PAR CES MOTIFS, LA COMMISSION DES LÉSIONS PROFESSIONNELLES :

ACCUEILLE la requête de monsieur Stéphane Fortin, le travailleur;

INFIRME la décision rendue, le 17 juin 2013, par la Commission de la santé et de la sécurité du travail à la suite d’une révision administrative;

DÉCLARE que le travailleur a subi une lésion professionnelle, le 18 mars 2013, en lien avec une déchirure de la coiffe des rotateurs de l’épaule droite;

DÉCLARE que le travailleur a droit aux prestations prévues par la Loi sur les accidents du travail et les maladies professionnelles.

 

 

 

 

Réjean Bernard

 

 

 

 

 

M. Marc Caissy

F.A.T.A

Représentant de la partie requérante

 

 

 



[1]          L.R.C. (1985) c. G-5.

[2]           RLRQ, c. A-3.001.

[3]           Article 2 de la LIAÉ : « Sont assimilés à un accident tout fait résultant d’un acte délibéré accompli par une autre personne que l’agent de l’État ainsi que tout événement fortuit ayant une cause physique ou naturelle. »
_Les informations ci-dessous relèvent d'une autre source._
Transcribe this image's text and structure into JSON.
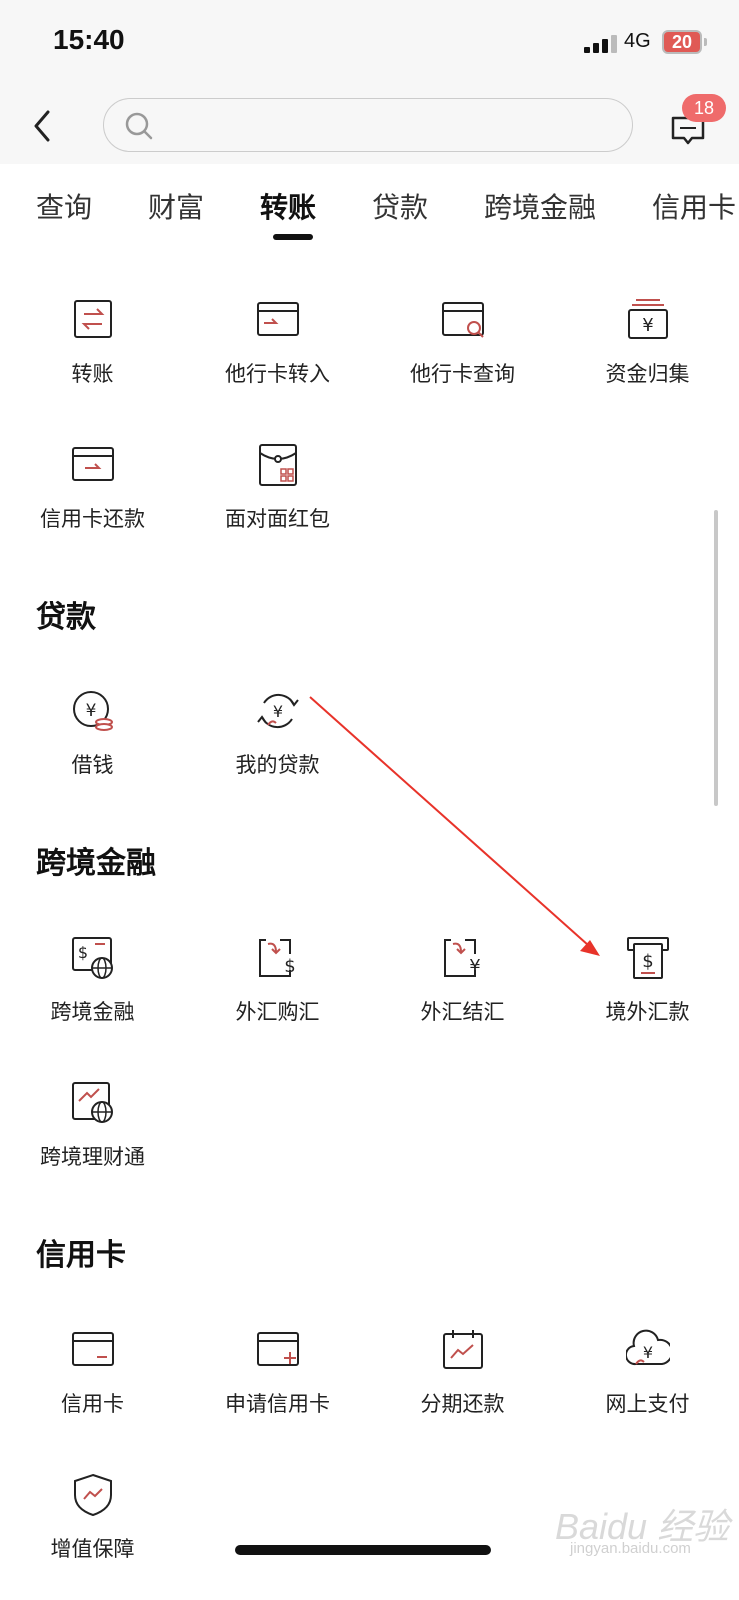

[4]           Lapierre c. Société canadienne des postes, C.A.M. 500-09-010476-0000, 4 février 2003, jj. Rothman, Rousseau-Houle, Dalphond, requête pour autorisation de pourvoi à la Cour suprême rejetée, 17 juillet 2003;

Voir également :

            Chouinard et Ministère de la Défense nationale et RHDCC Direction travail, C.L.P. 393991-07-0911, 7 juillet 2010, S. Séguin;

Service correctionnel Canada et Vézina-Godin, C.L.P. 351189-04B-0806, 11 juin 2010, D. Lajoie;

Coderre et Travaux publics et Services, C.L.P. 283913-07-0602, 30 avril 2008, M.Langlois;

            Girard et Développement économique du Canada, C.L.P. 214703-61-0308, 22 juin 2004, S. Di Pasquale;

            Société canadienne des postes c. C.A.L.P. et Lamy [1998] C.L.P. 1472 (C.A.), requête pour autorisation de pourvoi à la Cour suprême rejetée, 6 avril 2000.

[5]           Martin c. Alberta (Workers’ Compensation Board), 2014 CSC 25.

[6]           Cape Breton Development Corp. c. Morrisson Estate, 2003 NSCA 103, 218 N.S.R. (2d) 53, autorisation d’appel refusées, [2004] 1 R.C.S. vii.

McLellan c. Workers’ Corporation Appeals Tribunal 2003 NSCA 106, 218 N.S.R. (2d) 176.